The Senate has the votes to pass a healthcare reform bill including a public option, a key Senate chairman said Tuesday.

Sen. Tom Harkin (D-Iowa), the chairman of the Health, Education, Labor and Pensions (HELP) Committee, said that the Senate "comfortably" has a majority of votes to pass the public plan, and that he believes Democrats can muster 60 votes to break a filibuster.

"I have polled senators, and the vast majority of Democrats — maybe approaching 50 — support a public option," Harkin said told the liberal "Bill Press Radio Show." "So why shouldn't we have a public option?
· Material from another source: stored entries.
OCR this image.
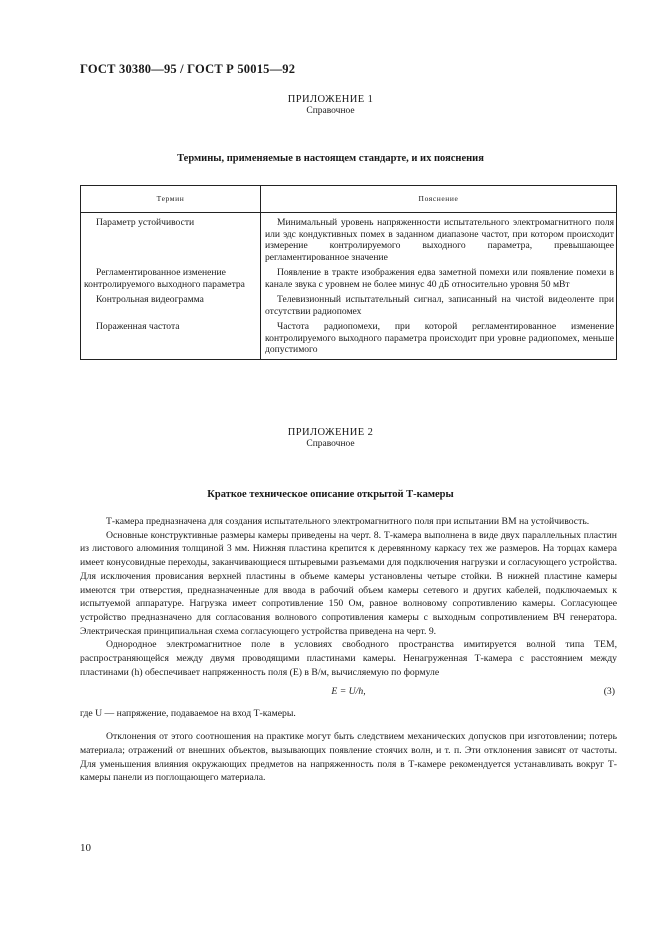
ГОСТ 30380—95 / ГОСТ Р 50015—92
ПРИЛОЖЕНИЕ 1
Справочное
Термины, применяемые в настоящем стандарте, и их пояснения
Термин	Пояснение

Параметр устойчивости	Минимальный уровень напряженности испытательного электромагнитного поля или эдс кондуктивных помех в заданном диапазоне частот, при котором происходит измерение контролируемого выходного параметра, превышающее регламентированное значение

Регламентированное изменение контролируемого выходного параметра	Появление в тракте изображения едва заметной помехи или появление помехи в канале звука с уровнем не более минус 40 дБ относительно уровня 50 мВт

Контрольная видеограмма	Телевизионный испытательный сигнал, записанный на чистой видеоленте при отсутствии радиопомех

Пораженная частота	Частота радиопомехи, при которой регламентированное изменение контролируемого выходного параметра происходит при уровне радиопомех, меньше допустимого
ПРИЛОЖЕНИЕ 2
Справочное
Краткое техническое описание открытой Т-камеры

Т-камера предназначена для создания испытательного электромагнитного поля при испытании ВМ на устойчивость.

Основные конструктивные размеры камеры приведены на черт. 8. Т-камера выполнена в виде двух параллельных пластин из листового алюминия толщиной 3 мм. Нижняя пластина крепится к деревянному каркасу тех же размеров. На торцах камера имеет конусовидные переходы, заканчивающиеся штыревыми разъемами для подключения нагрузки и согласующего устройства. Для исключения провисания верхней пластины в объеме камеры установлены четыре стойки. В нижней пластине камеры имеются три отверстия, предназначенные для ввода в рабочий объем камеры сетевого и других кабелей, подключаемых к испытуемой аппаратуре. Нагрузка имеет сопротивление 150 Ом, равное волновому сопротивлению камеры. Согласующее устройство предназначено для согласования волнового сопротивления камеры с выходным сопротивлением ВЧ генератора. Электрическая принципиальная схема согласующего устройства приведена на черт. 9.

Однородное электромагнитное поле в условиях свободного пространства имитируется волной типа ТЕМ, распространяющейся между двумя проводящими пластинами камеры. Ненагруженная Т-камера с расстоянием между пластинами (h) обеспечивает напряженность поля (E) в В/м, вычисляемую по формуле

E = U/h,	(3)

где U — напряжение, подаваемое на вход Т-камеры.

Отклонения от этого соотношения на практике могут быть следствием механических допусков при изготовлении; потерь материала; отражений от внешних объектов, вызывающих появление стоячих волн, и т. п. Эти отклонения зависят от частоты. Для уменьшения влияния окружающих предметов на напряженность поля в Т-камере рекомендуется устанавливать вокруг Т-камеры панели из поглощающего материала.

10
We have the votes.

"I believe we'll have the 60 votes, now that we have the new senator from Massachusetts, to at least get it on the Senate floor," Harkin later added. "But once we cross that hurdle, we only need 51 votes for the public option. And I believe there are, comfortably, 51 votes for a public option."

The Iowa lawmaker's statements mark a bold claim that Democrats have the votes to pass a health bill in the Senate including the prized public (or "government-run") plan after signs for weeks now that centrist Democrats and virtually all Republicans would not support a bill including the provision.

Citing the three House committees' and his own Senate committee's bills including the public plan, Harkin asserted that Senate Majority Leader Harry Reid (D-Nev.) should include the public plan when merging the HELP bill and the Senate Finance Committee's proposal — which doesn't include the public option — for debate on the floor.

"I would hope — assume — that in the bill we send to the floor, it will have a public option," Harkin said. "Then let the minority offer amendments to take it out, and we'll see where the votes are."

"Bring it out there, let's vote on it," he added.

That maneuver could become moot, however, if the Finance Committee passes an amendment from Sen. Jay Rockefeller (D-W.Va.) to Chairman Max Baucus's (D-Mont.) bill that would include the public plan.